Je me marre. Je suis contente de comprendre les blagues. Le tournoi de golf est un prétexte pour dissimuler un truc qui m’apparaît assez évident : tirer un coup, ou plusieurs. Une autre façon de faire un dix-huit trous. Mais Suzanne a testé : « 9 trous, ça prend 17 heures ».

Oasis, Oasis, c'est bon, c'est bon...


Je suis entourée de nanas. Parmi elles, Terrie me présente Roberta et Galina. Roberta, d’origine mexicaine, était sa colocataire à San Francisco. Galina est la girl friend de Roberta. Elles s’y sont prises trop tard… Il n’y avait plus de chambres disponibles. Du coup, elles crèchent dans le lit d’à côté. Galina est russe. Elle me dit que sa fille va être trop jalouse. Elle veut ma photo pour lui montrer. « Ma fille est à l’université et cherche encore sa sexualité. Je suis sûre que ça peut l’aider », m’explique Galina. Je suis morte de rire.
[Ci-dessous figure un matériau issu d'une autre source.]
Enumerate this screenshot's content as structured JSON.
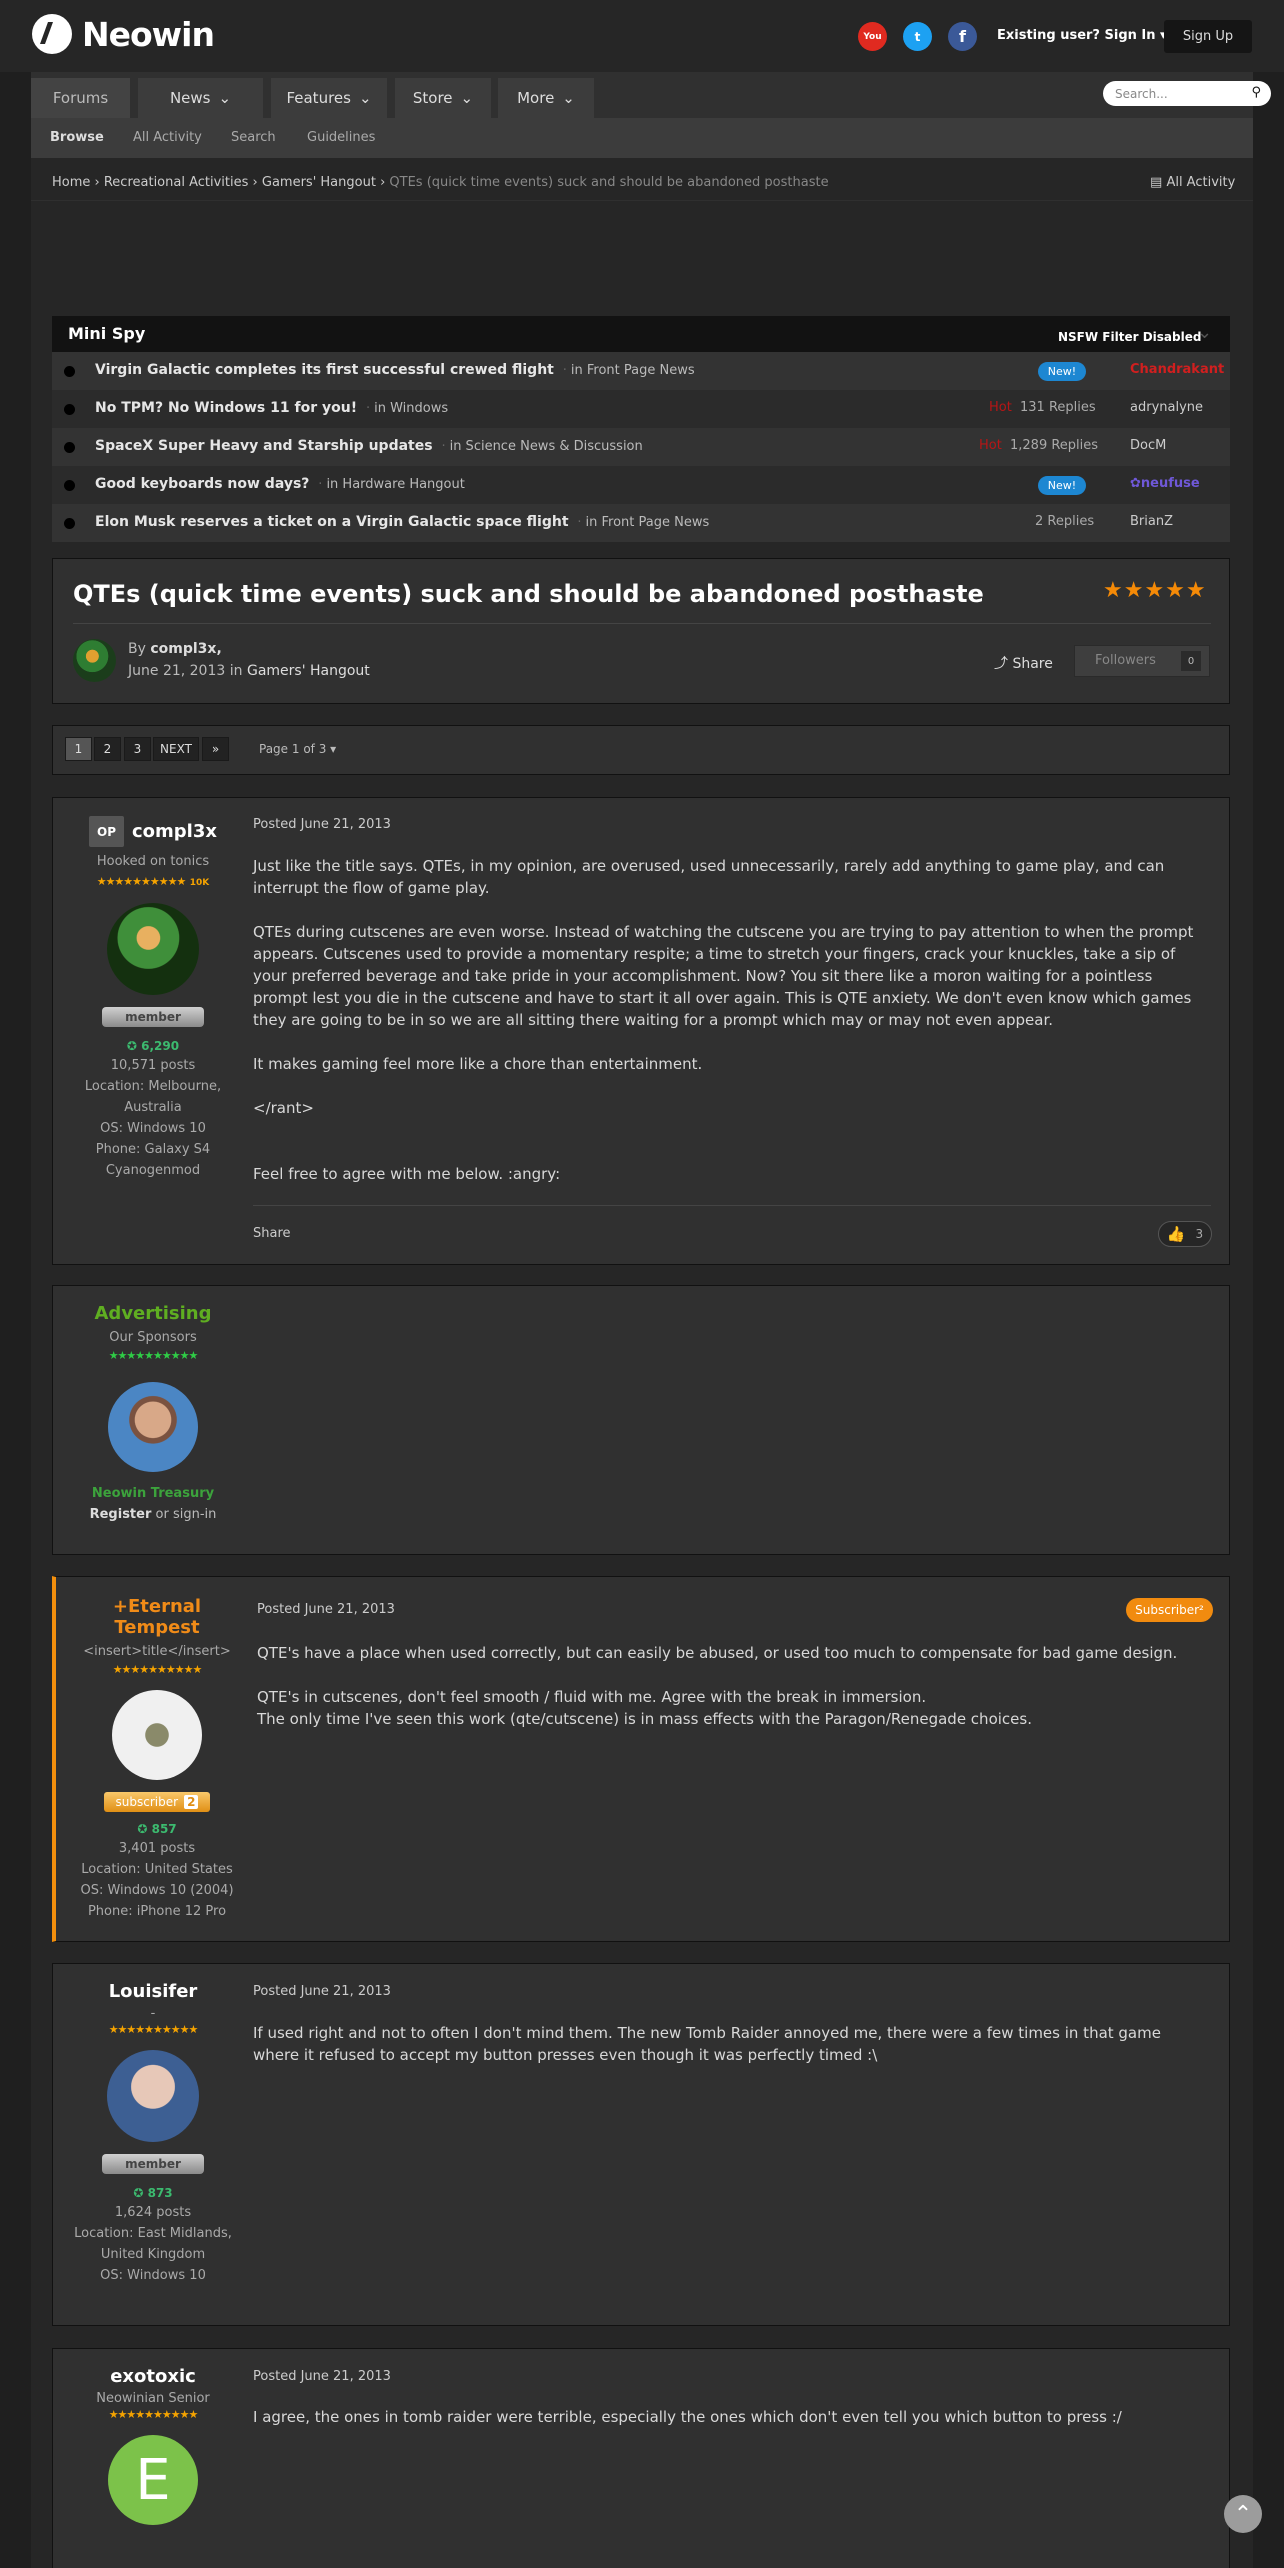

Le party a lieu ce soir à l’Oasis, une discothèque dans le centre ville. Je prends un gin tonic. Mais je crois que le barman a oublié la deuxième partie du cocktail. Je tiens moyennement l’alcool. Je tiens moyennement debout. Jennifer vient se coller à moi. Terrie récupère mon sac. J’ai l’impression d’être sur un terrain de foot un jour de match. J’ai un public et je dois rentrer des buts. Jennifer est vraiment une belle gardienne de but. Mais je ne suis pas sûre d’aimer le jeu.

On se quitte dans le couloir de l’hôtel en se disant qu’on se retrouvera demain à la piscine. Le barman m’offre une bière, refuse mes dollars et mon pourboire. « It’s free for you », me dit-il. Dans un rassemblement de 15.000 lesbiennes, j’ai un ticket avec le serveur.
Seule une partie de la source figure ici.